If you're struggling in a combat room or have lost too many companions, it's probably time to return to camp. The camp is an isolated location where you can manage your party and loot – though some streamlining is much needed here, as to swap party members you have to run around to their tents one by one and talk to them. The camp also has a character that can resurrect any dead companion and also lets you fully re-spec either yourself or any party member to any class you want. This flexibility is very welcome, and doesn't cost much; as an aside, having enough gold is rarely an issue. Selling loot to vendors nets good profits, and while some items are super expensive at vendors, with the limited loot, you can wait or buy - confidently knowing you may not get anything better for hours to come. You also need to have enough Supply (typically food) to rest for the night at camp, but again this is never an issue and you should have plenty from adventuring. Another mechanic that is rarely needed is the Alchemy system; you can discover recipes and craft potions for different conditions, weapon coatings, and resistances from raw materials - but you loot plenty and can buy more for cheap to never have to mix indigents yourself.

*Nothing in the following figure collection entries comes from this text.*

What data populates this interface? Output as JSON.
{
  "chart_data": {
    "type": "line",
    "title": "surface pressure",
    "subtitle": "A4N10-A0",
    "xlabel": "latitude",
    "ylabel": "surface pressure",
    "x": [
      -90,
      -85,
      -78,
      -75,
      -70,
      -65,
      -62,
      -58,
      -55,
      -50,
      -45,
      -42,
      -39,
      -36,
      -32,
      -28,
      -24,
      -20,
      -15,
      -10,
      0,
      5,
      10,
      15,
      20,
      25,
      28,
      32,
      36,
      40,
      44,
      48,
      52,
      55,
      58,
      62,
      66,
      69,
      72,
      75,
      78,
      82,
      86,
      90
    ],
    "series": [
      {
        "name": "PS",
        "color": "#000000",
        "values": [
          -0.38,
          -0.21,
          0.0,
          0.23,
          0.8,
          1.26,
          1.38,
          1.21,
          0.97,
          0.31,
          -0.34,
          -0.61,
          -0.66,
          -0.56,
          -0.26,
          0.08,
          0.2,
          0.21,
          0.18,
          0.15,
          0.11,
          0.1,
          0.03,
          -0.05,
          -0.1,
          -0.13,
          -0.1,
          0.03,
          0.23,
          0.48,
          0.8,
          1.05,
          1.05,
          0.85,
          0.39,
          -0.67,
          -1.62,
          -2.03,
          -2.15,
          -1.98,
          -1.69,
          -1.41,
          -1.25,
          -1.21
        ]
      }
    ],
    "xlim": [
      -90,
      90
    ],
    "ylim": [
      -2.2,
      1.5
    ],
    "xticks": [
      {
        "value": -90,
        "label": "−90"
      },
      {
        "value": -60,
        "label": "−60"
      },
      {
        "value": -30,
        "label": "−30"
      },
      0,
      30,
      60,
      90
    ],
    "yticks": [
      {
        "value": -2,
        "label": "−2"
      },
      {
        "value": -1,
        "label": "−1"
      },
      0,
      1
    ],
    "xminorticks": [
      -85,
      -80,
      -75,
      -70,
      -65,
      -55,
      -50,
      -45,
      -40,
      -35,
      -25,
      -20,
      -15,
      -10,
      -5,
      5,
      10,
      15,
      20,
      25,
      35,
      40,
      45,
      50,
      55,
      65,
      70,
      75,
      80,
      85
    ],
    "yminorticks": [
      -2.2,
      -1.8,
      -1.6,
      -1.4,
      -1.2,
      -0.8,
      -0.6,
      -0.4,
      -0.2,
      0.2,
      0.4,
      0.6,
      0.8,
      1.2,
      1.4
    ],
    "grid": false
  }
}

Resting at camp is a key mechanic because it also refreshes party members' skills – a lot of the most powerful abilities can only be used once per day, which means you are forced to take pauses in exploration to return and rest. This design encourages decently frequent returns to camp, as otherwise you increase risk and combat difficulty by having fewer spells. Thankfully, you simply teleport to and from camp at any time (outside battle), to the exact same spot in the open world, so there's no need to run back from a waypoint. There's also an option to take a partial rest instantly, without returning to camp/advancing the day. This mostly serves to replenish lesser skills and also restore the party's health, rather than waste potions.
With the resurgence of D&D in the public spotlight in recent years, you are probably interested in trying the game with your friends, like a virtual tabletop experience. Multiplayer is available, but it has a host of issues and bugs that we've encountered, so it's probably worth waiting for a few updates. Players can drop-in and take over a character in their friends' ongoing adventure, or you can start a new campaign together if you wish to use custom characters. As you can imagine, progress can be slow, as players take turns or wait for others to participate in dialogue, and fight together. It can be fun, but like other turn-based games such as Civilization multiplayer, it requires a serious level of patience and strong commitment of involvement from all participants.
Baldur's Gate 3 has been a long time coming. You need not have played the originals back in the 90s to know the cult status that they hold in the RPG gaming community. And to that end, Larian Studios has created a more than worthy successor. It's simply a great cRPG – it may not break any new ground, but it delivers on a fantastic story, with deep mechanics, interesting characters, challenging combat, and enormous replay value thanks to extensive player choices. Its die-based systems feel fresh for the video game space, and while not everyone will enjoy the steep learning curve and the lack of polish in the second half of the adventure, this is nonetheless one of the best and most engaging games to release this year.